Submit & Configure – After submitting I am prompted to choose a module (I chose a testimonial module) and then I am immediately taken to the CSS tab since it is the only tab I chose to sync. After I place my css filter into the Testimonial Portrait field, I can Save and update my new library item.
Step 2. Add The Saved Library Element into a Layout
Since I created this module from within the Divi Library, I need to make a new page for my testimonials. I want to add three testimonials so I added my new global module into each column of a 3 column row.
Step 3. Save and Preview Your Awesome Work!
Reviewing & Modifying – After looking at these, I think that the images need a little more color, so I am going to decrease the filter level to 50%. All I have to do is open the settings of a testimonial module and change my filter amount to 0.5. Note that the CSS Tab is green, telling me that it is the only global tab in this module.

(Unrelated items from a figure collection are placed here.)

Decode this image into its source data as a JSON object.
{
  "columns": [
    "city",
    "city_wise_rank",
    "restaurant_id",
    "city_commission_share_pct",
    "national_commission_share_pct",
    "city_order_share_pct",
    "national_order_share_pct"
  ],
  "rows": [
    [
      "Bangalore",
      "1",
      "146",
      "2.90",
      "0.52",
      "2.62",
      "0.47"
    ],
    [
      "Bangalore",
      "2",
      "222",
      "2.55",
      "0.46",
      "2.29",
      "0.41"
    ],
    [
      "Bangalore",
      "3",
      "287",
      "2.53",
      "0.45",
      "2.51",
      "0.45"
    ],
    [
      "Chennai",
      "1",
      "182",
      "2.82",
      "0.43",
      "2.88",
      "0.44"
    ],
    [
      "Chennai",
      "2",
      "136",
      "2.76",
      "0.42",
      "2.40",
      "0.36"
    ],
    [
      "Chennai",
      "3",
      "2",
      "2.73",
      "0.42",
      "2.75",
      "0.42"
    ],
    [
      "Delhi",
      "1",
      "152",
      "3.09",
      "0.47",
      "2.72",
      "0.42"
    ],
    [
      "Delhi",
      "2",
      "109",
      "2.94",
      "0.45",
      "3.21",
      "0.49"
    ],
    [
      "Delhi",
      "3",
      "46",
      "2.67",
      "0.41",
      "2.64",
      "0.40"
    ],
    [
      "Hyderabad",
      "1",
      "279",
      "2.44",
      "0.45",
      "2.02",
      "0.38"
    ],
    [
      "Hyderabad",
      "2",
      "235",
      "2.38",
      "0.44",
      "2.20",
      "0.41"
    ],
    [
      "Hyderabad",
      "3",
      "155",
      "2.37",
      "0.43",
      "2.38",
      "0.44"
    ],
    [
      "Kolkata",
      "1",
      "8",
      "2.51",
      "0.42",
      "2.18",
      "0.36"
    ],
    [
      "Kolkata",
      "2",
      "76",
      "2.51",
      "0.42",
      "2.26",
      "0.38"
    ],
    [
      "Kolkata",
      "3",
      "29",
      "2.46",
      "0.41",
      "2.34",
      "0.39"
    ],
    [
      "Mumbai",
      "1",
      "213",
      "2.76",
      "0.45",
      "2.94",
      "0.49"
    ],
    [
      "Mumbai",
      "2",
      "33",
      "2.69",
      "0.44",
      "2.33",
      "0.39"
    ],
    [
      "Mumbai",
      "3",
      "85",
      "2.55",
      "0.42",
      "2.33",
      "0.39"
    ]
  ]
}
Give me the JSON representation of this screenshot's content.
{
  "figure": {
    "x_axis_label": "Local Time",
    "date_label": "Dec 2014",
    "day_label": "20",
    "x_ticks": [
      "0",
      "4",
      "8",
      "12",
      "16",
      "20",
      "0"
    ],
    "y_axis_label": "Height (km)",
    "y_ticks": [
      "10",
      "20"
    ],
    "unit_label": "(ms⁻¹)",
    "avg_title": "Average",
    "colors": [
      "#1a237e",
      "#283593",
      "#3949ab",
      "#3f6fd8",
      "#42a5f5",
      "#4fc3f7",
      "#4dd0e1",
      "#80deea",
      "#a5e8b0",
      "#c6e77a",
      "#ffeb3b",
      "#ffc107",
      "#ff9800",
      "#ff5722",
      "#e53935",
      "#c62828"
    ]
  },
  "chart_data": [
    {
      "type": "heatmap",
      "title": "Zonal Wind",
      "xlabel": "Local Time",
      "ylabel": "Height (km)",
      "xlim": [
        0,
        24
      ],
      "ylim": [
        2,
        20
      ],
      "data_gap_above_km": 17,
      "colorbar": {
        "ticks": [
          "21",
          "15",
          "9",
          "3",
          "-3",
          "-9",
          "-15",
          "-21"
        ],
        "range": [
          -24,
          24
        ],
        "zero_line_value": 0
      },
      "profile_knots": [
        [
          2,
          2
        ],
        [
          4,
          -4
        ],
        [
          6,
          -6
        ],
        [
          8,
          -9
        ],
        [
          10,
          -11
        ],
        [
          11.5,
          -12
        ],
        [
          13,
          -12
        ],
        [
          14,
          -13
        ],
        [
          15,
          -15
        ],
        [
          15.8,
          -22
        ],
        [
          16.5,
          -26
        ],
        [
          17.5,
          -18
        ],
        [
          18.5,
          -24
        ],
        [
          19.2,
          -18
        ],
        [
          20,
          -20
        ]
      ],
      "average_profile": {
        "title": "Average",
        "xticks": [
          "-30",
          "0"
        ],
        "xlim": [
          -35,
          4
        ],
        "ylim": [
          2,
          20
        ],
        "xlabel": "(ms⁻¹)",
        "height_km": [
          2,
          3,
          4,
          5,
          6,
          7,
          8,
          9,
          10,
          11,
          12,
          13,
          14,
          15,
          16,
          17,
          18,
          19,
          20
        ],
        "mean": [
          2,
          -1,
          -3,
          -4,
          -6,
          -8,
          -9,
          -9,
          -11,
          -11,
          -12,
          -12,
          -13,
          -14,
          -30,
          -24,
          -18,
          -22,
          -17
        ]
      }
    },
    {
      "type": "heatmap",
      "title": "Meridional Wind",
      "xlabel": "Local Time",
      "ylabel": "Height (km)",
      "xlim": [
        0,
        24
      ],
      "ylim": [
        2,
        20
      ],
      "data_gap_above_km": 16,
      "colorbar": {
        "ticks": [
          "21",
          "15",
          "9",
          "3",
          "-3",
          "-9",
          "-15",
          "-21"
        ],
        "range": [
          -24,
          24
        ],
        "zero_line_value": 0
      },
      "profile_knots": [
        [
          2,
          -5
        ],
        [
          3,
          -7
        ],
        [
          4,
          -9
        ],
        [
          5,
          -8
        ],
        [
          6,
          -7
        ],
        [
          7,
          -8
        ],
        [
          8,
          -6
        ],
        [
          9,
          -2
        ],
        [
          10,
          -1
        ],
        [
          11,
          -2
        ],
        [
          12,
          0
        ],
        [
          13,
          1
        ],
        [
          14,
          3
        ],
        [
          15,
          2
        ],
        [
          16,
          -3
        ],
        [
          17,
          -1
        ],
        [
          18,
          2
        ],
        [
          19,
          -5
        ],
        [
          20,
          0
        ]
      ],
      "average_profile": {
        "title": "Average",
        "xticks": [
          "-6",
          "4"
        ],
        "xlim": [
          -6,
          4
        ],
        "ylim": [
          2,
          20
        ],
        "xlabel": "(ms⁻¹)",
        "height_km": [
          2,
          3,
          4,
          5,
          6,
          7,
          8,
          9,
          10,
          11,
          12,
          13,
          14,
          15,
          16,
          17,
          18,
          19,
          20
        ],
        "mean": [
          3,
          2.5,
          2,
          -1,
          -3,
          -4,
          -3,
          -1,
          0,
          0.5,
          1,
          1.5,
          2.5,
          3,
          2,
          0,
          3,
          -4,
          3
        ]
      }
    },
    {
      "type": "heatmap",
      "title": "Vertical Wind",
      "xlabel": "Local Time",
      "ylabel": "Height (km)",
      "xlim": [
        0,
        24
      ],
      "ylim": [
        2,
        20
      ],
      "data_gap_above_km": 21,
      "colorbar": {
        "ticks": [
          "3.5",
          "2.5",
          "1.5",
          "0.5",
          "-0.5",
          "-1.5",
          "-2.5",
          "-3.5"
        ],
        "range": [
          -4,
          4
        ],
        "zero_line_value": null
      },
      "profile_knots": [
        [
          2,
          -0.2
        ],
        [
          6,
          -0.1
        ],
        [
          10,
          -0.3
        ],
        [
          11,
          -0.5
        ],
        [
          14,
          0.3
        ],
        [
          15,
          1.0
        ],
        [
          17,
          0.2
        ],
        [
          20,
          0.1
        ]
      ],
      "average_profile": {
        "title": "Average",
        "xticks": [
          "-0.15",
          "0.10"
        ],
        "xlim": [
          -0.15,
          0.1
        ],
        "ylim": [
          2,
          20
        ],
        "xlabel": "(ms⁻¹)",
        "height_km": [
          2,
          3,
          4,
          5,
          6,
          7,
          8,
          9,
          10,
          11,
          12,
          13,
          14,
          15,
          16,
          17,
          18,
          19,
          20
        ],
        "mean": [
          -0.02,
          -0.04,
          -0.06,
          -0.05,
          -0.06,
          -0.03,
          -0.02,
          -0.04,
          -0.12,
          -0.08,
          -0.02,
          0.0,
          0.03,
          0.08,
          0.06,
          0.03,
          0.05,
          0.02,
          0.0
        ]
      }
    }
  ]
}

After saving the module and updating my page, I can see that all instances of my global testimonial module have portrait images with a 50% grayscale filter. Beautiful.
All of The Above Without Ever Leaving Divi
It’s hard to believe we just did all of that with native Divi tools. This is only one example of how you can use Custom CSS and the Divi Library to improve your workflow. Not to mention being able to export your Divi Library for use on other websites.